Still plugging away at Athanor, I’ve got a few more pages in the can since my last post and might put those up at some point. But this is what I’ve got for now:
Thought I’d post some doodles from yesterday. I spent the day at my brother’s wrestling tourney (which he won). If you don’t know, wrestling tournaments consist of brief fits of action buffeted by long stretches of boredom. It sort of brought me back to my days as a track athlete, where you might race in the morning and then have to wait around for hours for the relay in the evening. So I took advantage of this time to break out my notebook and do some sketching. I started doing some thumbnails for Athanor, and then sketching some of the people in the gymnasium. It’s really hard to try and capture an athlete on paper, because by the time you look up again they’ve moved. For some reason I’ve always been sort of self conscious sketching in public, I think becuase I worry that my subject might realize that I’ve been drawing them, and then there’s always that annoying person who stops to bug you while your working. Anyways, here are some pages.

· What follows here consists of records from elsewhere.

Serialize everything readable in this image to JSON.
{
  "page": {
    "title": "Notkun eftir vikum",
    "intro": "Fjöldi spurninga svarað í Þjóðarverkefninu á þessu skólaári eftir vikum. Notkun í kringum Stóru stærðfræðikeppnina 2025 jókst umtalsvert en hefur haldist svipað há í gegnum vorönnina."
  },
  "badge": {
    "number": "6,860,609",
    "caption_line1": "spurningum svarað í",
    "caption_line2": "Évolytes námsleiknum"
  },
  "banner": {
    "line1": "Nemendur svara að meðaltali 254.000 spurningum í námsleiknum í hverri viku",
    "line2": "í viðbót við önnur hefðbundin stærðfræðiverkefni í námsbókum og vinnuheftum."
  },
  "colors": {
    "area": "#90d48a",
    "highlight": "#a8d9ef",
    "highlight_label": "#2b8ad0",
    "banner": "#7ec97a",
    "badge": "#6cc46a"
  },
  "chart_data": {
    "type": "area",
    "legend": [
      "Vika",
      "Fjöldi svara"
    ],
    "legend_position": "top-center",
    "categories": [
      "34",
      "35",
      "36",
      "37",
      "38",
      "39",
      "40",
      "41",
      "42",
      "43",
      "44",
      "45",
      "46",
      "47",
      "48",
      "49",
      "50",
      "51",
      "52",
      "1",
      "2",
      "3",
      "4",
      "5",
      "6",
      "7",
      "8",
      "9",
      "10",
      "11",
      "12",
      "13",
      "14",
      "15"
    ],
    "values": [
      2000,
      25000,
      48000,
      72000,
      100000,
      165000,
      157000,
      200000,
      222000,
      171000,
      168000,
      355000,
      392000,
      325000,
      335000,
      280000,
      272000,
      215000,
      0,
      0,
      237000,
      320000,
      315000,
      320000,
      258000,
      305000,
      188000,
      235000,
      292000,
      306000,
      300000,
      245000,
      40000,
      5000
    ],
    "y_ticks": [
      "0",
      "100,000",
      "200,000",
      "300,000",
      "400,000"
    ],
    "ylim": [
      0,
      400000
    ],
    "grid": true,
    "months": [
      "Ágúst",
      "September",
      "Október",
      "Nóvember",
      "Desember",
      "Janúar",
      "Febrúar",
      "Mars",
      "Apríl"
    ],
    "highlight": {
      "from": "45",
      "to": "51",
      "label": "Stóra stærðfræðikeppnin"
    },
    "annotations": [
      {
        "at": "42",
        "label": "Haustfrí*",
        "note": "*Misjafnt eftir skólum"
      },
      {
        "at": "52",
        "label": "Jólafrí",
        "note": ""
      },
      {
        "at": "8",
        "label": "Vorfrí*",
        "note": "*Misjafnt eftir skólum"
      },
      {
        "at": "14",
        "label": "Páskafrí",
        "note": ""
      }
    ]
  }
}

This poster has been lying around on my hard drive for a while now and thought I’d throw it up onto the blog. I designed it for a local band that plays gigs around the area. I liked how it turned out, although I think I cribbed a little too much from some of the Photoshop Magizines that I’d been reading at the time. Every now and then I like to pick up one of those expensive design mags to check out the art and pick up some new tricks – but I think my thoughts on that probably deserves a separate post. Anyways, I posted two different versions of the poster, one with the copy and one without. Maybe its the designer in me, but a lot of times less says a whole lot more.
*Just a note – the photo was provided by the band
I did this a while back as a gift for my friend for his wedding. I think they both liked it, since it’s now hanging in their apartment, or maybe they just put it up when I come by to visit. Either way, I was happy with how it came together. It was drawn in ink on a sheet 14×17 vellum bristol board.
Thought I’d post this illustration I did for my younger brother’s wrestling tourney that’s coming up, he’s a two time NE champ. Between my two All-American athlete siblings, I definitely feel like I got the lesser end of the athletic gene pool. But hey, I can draw!
Anyways I drew this from a photo in PS, so its all digital. I always thought that I would eschew working just in pixels, but you can’t argue with the convenience or the speed. On a side note – I also picked up a copy of Manga Studio 4, which I’m looking forward to start working with, since I’ve read lots of cool stuff about it.